Il peut contribuer à des politiques et services sociaux plus inclusifs. Cela nous permet également de réfléchir de manière critique aux récits traditionnels sur l'orientation sexuelle et leur applicabilité aux débats actuels au sein de la société australienne.

Ici, nous rassemblons et discutons les estimations de la prévalence du statut de minorité sexuelle dans l'Australie contemporaine, en tirant parti des informations récentes de plusieurs grandes enquêtes sociales et de santé.

Dimensions de l'orientation sexuelle: ce que vous demandez

Les études universitaires distinguent généralement trois dimensions de l'orientation sexuelle: le comportement, l'attraction et l'identité. Ceux-ci conduisent à différentes définitions de la non-hétérosexualité:

  • avoir un comportement sexuel de même sexe;

  • ressentir un certain attrait sexuel envers les personnes du même sexe; et

  • s'identifier comme lesbiennes, gays, bisexuels ou autres petits groupes d'orientation sexuelle (par exemple, asexués, pansexuels, démisexuels).

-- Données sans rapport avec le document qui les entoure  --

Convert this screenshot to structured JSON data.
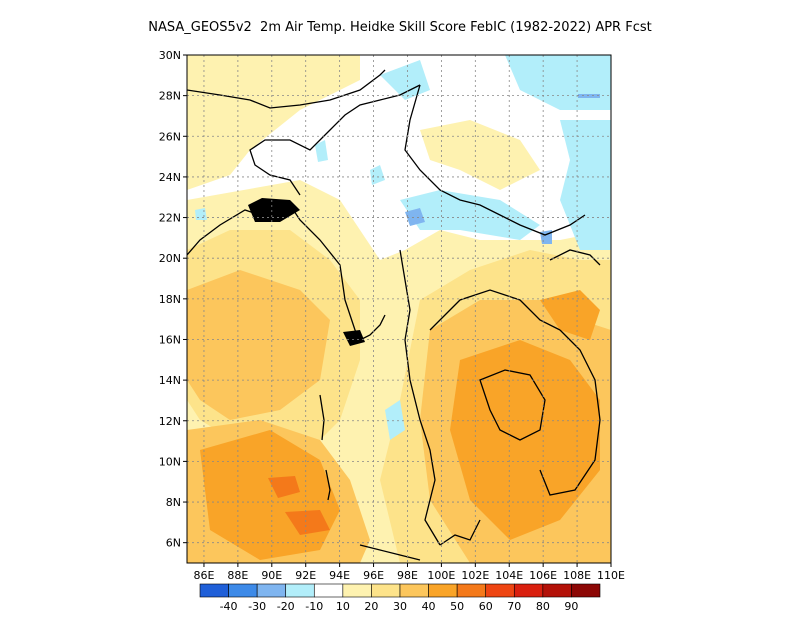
{
  "title": "NASA_GEOS5v2  2m Air Temp. Heidke Skill Score FebIC (1982-2022) APR Fcst",
  "map": {
    "lon_labels": [
      "86E",
      "88E",
      "90E",
      "92E",
      "94E",
      "96E",
      "98E",
      "100E",
      "102E",
      "104E",
      "106E",
      "108E",
      "110E"
    ],
    "lat_labels": [
      "6N",
      "8N",
      "10N",
      "12N",
      "14N",
      "16N",
      "18N",
      "20N",
      "22N",
      "24N",
      "26N",
      "28N",
      "30N"
    ]
  },
  "colorbar": {
    "colors": [
      "#1f5fd8",
      "#3d8ae8",
      "#7fb5f0",
      "#b2eefa",
      "#ffffff",
      "#fef2b0",
      "#fde38a",
      "#fcc65c",
      "#f9a428",
      "#f4791a",
      "#ee4512",
      "#d91f0e",
      "#b31108",
      "#8c0705"
    ],
    "labels": [
      "-40",
      "-30",
      "-20",
      "-10",
      "10",
      "20",
      "30",
      "40",
      "50",
      "60",
      "70",
      "80",
      "90"
    ]
  }
}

Peu d'études australiennes recueillent des informations sur les trois domaines de l'orientation sexuelle à partir du même échantillon. Mais ceux qui fournissent une image intéressante: la prévalence de la non-hétérosexualité varie considérablement en fonction du domaine interrogé.

Prenons, par exemple, l’étude longitudinale australienne sur la santé des femmes, une enquête de longue durée sur la santé qui suit plusieurs cohortes de femmes au fil du temps. Sa cohorte la plus jeune, comprenant environ 17 000 femmes, a été interrogée sur l'orientation sexuelle aux 22-28 ans en 2017. Lorsque le statut de minorité sexuelle a été défini sur la base de l'identité, 38% de ces jeunes femmes entraient dans une catégorie autre que «exclusivement hétérosexuel »(c'est-à-dire« principalement hétérosexuel »,« bisexuel »,« principalement lesbien »ou« lesbien »).

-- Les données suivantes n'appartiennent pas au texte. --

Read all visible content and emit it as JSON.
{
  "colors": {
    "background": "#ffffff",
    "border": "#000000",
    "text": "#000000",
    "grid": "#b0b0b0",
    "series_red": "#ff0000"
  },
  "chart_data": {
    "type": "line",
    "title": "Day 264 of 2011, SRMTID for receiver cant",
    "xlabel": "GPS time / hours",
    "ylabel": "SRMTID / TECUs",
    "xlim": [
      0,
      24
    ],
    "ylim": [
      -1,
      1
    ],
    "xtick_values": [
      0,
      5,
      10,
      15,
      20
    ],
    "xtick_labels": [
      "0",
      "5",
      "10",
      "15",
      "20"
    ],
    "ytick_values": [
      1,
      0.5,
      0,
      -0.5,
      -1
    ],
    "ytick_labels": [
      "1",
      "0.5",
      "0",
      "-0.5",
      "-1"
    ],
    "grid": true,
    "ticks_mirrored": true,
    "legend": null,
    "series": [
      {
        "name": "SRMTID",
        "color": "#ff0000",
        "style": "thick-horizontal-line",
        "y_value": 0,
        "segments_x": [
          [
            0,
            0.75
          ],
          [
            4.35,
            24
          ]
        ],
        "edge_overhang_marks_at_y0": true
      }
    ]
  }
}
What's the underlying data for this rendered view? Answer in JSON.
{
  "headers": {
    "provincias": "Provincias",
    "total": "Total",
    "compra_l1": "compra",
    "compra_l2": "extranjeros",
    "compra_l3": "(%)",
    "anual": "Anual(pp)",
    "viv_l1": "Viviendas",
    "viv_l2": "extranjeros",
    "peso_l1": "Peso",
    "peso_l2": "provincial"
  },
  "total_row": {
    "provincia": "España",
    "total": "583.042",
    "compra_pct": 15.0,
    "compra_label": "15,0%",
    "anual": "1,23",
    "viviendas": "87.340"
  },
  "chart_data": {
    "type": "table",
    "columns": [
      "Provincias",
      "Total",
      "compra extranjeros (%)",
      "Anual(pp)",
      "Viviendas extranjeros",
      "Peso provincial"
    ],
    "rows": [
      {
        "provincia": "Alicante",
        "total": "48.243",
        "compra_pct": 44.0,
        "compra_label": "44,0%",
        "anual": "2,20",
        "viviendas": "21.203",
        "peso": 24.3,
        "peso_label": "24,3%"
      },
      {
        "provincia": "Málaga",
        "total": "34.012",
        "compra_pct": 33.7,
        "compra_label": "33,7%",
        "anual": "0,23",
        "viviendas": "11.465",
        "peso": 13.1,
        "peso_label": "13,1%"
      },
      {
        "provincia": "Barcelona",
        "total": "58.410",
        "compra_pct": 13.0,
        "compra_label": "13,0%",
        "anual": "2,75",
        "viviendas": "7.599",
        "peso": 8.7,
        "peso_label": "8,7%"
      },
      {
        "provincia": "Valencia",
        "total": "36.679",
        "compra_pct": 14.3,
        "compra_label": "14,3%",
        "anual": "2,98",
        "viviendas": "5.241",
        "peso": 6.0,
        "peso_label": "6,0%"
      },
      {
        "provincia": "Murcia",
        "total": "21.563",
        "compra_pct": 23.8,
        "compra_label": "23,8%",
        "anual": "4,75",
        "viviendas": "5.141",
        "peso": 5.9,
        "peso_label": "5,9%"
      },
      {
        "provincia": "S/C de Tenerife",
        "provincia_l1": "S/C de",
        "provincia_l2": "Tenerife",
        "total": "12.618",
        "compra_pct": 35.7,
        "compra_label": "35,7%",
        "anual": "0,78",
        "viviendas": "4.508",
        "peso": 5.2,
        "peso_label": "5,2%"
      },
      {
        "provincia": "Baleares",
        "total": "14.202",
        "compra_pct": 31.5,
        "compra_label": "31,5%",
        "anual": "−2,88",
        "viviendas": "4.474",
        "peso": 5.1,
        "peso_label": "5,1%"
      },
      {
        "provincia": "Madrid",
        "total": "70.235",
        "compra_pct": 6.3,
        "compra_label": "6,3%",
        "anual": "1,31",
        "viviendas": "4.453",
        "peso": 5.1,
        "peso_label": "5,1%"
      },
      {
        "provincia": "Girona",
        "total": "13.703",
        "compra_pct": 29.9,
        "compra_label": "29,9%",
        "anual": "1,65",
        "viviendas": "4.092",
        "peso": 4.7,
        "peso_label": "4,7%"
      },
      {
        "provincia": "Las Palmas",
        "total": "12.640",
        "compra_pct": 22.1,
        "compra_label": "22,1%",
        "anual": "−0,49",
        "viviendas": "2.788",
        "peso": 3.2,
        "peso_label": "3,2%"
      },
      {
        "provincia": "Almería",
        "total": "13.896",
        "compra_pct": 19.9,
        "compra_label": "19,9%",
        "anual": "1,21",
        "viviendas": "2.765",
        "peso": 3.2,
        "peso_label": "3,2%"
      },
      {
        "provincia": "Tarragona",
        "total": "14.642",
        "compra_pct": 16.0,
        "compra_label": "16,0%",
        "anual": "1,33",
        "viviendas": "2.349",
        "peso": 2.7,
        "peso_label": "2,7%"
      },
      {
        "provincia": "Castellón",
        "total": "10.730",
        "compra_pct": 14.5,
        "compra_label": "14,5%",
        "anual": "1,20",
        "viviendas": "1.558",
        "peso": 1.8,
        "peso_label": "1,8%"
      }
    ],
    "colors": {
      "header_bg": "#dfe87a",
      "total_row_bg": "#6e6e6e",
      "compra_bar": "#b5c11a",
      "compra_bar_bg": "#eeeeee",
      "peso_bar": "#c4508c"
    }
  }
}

Cependant, la catégorie «majoritairement hétérosexuelle» représentait l'essentiel de ce chiffre, et certains pourraient se demander si ces femmes devraient être considérées comme non hétérosexuelles. Si l'on exclut la catégorie «majoritairement hétérosexuelle», la part des femmes appartenant à une minorité sexuelle tombe à environ une sur huit (12,4%).



Si le statut de minorité sexuelle était défini en utilisant un comportement sexuel de même sexe (ayant eu des relations sexuelles avec d'autres femmes à un moment donné de leur vie), environ un tiers (32,9%) des jeunes femmes de l'étude appartiendraient à ce groupe. Pourtant, seulement 3,7% d'entre eux ont déclaré que leurs expériences sexuelles avec des femmes étaient au moins aussi fréquentes que celles avec des hommes.

Enfin, 43,5% des femmes de cet échantillon ont reconnu ressentir une certaine attirance sexuelle pour les autres femmes. Mais encore une fois, une mesure plus conservatrice – ressentir une attirance sexuelle aussi intense pour les femmes que pour les hommes – réduit cette statistique à 1 sur 10 (9,9%).

Il est intéressant de noter que le degré de chevauchement entre les mesures n'est pas aussi important qu'on pourrait s'y attendre. Alors que 52,9% des jeunes femmes ont déclaré une certaine non-hétérosexualité sur au moins une dimension (identité, attirance ou comportement), 23,4% seulement l'ont fait sur les trois dimensions.

Différences entre les sexes: à qui demandez-vous

Certaines enquêtes posent des questions d'orientation sexuelle aux hommes et aux femmes, ce qui permet des comparaisons par sexe.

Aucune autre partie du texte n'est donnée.